The Modest Court

The justices are not seizing power but restoring it to the legislators and voters.

AP/Steve Helber
The Supreme Court in June 2022. AP/Steve Helber

That the Supreme Court of the United States is in the midst of seizing power is the latest take from the New York Times. Its star columnist, Jamelle Bouie, writes on the “judicial power grab of the past several years, in which courts across the federal judiciary have seized key governing decisions from the legislative and executive branches.” He seems to be suggesting that we’re watching something like a slow-motion coup.

Some coup, though. This court strikes us as interested more in refunding power to its sister branches of government than in retaining it for itself. That finds its cleanest expression in Dobbs v. Jackson Women’s Health Organization. In reversing Roe v. Wade, Justice Samuel Alito’s majority opinion finds that “It is time to heed the Constitution and return the issue of abortion to the people’s elected representatives.” Return to sender.

Those on the left can disagree with Dobbs’s outcome, but it’s not a seizure of power, it’s a relinquishment. Justice Alito castigates his predecessors for usurping the “power to address a question of profound moral and social importance that the Constitution unequivocally leaves for the people.” This has come to pass, as abortion has become an electoral and legislative issue, as it was before Roe’s dispensation. 

It’s not just Dobbs. In West Virginia v. EPA, the same six to three court that decided Dobbs limits the Environmental Protection Agency’s ability to regulate carbon monoxide emissions. Chief Justice Roberts’s majority decision holds that “both separation of powers principles and a practical understanding of legislative intent make us ‘reluctant to read into ambiguous statutory text’ the delegation claimed to be lurking there.”

This approach, known as the “major questions doctrine,” requires that on matters of significance, a government agency “must point to ‘clear congressional authorization’ for the power it claims.” In concurrence, Justice Neil Gorsuch notes that this judicial orientation “seeks to protect against ‘unintentional, oblique, or otherwise unlikely’ intrusions” when it comes to “self-government, equality, fair notice, federalism, and the separation of powers.”
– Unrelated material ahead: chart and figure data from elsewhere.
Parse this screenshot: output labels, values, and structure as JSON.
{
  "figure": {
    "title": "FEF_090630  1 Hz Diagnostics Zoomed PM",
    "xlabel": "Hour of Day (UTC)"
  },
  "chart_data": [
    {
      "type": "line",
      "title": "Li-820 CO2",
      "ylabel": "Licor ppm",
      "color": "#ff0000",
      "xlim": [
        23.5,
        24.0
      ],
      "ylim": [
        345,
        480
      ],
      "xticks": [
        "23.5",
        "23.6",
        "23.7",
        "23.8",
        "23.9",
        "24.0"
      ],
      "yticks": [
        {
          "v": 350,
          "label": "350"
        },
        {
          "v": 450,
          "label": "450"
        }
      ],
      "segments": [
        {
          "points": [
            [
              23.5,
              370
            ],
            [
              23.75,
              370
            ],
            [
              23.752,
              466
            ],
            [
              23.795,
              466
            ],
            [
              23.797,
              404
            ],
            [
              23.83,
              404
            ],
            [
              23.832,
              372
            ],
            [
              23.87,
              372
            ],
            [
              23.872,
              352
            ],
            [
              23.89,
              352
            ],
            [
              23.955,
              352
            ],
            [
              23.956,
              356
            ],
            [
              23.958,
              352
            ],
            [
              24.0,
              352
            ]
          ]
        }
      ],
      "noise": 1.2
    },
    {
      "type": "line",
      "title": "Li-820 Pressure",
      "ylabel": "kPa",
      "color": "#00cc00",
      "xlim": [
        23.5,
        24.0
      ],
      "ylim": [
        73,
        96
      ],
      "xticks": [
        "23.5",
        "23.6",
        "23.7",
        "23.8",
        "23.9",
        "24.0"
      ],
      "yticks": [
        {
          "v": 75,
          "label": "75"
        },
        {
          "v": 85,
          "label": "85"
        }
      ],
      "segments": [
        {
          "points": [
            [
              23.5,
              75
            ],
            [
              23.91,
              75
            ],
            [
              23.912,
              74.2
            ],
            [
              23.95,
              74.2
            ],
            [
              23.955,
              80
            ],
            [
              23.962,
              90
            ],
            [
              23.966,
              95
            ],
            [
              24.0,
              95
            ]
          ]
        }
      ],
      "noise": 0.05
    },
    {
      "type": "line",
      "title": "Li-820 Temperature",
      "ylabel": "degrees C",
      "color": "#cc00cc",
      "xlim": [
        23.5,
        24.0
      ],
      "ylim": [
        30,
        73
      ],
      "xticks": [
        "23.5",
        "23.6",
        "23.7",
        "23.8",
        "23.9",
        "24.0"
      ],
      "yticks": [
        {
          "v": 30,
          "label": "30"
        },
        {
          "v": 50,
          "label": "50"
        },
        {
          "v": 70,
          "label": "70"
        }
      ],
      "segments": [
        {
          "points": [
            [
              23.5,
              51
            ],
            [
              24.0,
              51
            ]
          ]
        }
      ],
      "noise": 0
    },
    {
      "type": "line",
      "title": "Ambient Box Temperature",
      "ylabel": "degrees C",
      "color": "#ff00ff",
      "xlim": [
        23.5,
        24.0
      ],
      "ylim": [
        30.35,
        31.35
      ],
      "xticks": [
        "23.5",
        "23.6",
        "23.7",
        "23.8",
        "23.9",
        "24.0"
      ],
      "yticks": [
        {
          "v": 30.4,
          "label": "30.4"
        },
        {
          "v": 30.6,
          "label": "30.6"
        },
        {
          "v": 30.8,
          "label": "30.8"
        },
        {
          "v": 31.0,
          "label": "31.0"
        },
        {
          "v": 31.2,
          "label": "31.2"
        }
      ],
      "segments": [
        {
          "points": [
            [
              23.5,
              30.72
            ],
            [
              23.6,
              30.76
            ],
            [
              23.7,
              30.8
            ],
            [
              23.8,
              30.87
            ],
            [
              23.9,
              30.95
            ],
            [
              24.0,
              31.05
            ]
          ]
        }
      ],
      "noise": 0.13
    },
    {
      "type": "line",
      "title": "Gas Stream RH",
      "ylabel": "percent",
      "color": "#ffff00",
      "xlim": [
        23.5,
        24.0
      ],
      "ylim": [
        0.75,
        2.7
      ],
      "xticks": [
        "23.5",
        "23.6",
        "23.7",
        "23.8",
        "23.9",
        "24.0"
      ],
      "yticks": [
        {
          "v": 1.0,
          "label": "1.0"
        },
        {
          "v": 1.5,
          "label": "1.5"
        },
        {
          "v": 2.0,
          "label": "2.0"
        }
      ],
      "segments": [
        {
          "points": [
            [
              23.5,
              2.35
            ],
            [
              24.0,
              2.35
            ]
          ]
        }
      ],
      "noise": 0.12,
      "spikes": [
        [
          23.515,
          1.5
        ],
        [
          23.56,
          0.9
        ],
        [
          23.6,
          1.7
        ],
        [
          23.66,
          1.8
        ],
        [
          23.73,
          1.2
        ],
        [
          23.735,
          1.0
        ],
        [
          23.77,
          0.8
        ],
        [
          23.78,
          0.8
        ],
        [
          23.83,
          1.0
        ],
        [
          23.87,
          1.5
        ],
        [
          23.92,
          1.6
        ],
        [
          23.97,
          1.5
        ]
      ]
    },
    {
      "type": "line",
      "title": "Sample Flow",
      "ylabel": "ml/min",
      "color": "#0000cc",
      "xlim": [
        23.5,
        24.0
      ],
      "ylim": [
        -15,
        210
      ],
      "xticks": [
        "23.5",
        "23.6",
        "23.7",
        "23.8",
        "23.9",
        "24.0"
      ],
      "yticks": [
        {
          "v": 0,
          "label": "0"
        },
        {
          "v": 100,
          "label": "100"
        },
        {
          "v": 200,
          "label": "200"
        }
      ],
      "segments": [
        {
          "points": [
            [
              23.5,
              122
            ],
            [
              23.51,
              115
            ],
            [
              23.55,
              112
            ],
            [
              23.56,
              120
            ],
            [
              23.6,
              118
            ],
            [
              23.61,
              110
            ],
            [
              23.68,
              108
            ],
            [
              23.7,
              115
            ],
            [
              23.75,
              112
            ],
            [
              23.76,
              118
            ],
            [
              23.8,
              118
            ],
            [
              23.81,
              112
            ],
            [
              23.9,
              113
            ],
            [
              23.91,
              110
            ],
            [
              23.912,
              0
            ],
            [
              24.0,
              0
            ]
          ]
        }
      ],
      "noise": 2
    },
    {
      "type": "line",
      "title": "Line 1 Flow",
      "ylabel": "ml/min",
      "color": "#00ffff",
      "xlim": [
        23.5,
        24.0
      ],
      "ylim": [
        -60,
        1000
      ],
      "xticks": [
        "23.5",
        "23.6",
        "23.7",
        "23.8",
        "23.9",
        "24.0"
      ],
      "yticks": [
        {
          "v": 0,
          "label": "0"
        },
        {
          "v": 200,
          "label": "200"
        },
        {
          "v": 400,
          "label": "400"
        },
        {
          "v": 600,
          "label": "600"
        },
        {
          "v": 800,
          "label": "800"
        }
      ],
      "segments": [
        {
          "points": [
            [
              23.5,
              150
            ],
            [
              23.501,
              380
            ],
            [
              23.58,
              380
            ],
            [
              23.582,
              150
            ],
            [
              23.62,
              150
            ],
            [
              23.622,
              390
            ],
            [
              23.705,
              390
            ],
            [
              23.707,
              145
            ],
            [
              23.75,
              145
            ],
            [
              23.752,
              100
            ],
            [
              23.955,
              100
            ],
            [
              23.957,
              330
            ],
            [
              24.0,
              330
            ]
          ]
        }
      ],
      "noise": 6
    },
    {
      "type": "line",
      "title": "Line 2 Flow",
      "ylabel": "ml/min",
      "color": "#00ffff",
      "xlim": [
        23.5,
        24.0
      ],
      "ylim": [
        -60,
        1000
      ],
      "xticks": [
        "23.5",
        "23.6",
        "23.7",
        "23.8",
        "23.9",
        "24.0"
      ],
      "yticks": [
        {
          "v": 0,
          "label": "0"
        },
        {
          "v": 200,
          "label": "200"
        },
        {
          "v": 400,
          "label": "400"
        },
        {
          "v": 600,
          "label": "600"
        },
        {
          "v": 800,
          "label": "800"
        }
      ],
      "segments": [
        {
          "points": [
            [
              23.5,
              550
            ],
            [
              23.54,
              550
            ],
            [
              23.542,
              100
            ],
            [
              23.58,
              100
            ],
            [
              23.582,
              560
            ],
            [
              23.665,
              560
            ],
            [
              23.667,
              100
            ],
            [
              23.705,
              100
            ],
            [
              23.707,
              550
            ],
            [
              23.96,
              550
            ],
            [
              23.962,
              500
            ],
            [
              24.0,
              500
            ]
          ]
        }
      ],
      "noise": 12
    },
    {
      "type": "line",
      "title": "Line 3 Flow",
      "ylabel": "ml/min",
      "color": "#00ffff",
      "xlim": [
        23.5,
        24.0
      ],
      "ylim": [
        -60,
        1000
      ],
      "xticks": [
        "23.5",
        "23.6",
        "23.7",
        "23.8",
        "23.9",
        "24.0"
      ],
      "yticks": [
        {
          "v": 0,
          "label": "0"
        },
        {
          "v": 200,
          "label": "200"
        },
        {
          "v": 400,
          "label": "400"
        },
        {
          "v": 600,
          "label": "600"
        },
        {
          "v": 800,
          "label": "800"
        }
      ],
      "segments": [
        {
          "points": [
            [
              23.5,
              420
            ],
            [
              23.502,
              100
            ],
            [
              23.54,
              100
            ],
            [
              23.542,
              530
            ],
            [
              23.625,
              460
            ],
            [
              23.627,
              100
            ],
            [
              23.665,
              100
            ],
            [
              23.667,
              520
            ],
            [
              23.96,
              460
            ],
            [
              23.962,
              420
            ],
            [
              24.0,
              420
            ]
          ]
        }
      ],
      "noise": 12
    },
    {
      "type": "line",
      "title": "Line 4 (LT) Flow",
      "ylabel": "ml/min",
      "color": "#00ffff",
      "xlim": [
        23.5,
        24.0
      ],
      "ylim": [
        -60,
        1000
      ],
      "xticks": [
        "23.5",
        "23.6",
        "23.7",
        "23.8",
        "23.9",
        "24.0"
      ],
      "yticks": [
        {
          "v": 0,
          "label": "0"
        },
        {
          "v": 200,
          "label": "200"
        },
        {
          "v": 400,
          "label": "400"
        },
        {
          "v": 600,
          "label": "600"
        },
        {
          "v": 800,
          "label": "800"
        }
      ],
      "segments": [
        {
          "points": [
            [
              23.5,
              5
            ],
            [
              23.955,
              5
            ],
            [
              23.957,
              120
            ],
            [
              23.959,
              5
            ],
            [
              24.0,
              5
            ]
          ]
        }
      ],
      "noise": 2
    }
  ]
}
Justice Elena Kagan does not see things quite the same way, writing for the dissenters that the Court “appoints itself — instead of Congress or the expert agency — the decision-maker on climate policy. I cannot think of many things more frightening.” She added that the high bench “does not have a clue about how to address climate change.” We’re with Justice Gorsuch, and Professor Philip Hamburger, in looking for  clarity from Congress. 

The most lurid fears of a high court takeover centered on Moore v. Harper and its invocation of the so-called “independent legislature” theory, which held that the Constitution assigns sole responsibility for federal elections to state lawmakers. While the Nine agreed to hear the case, they ultimately demurred, and it is unfolding in North Carolina courts. Forget Mr. Bouie’s “power grab;” under this court, key questions are to be answered democratically.

Let’s hope this trend holds as the court’s current term comes into the stretch. If the justices strike down President Biden’s student loan forgiveness plan, it is likely that the court’s critics will howl that it has again inserted itself where it does not belong. That distinction, though, belongs to Mr. Biden, whose overreach disturbs Congress’s power of the purse. If anything is being “seized” here, it is by the Executive, not the justices.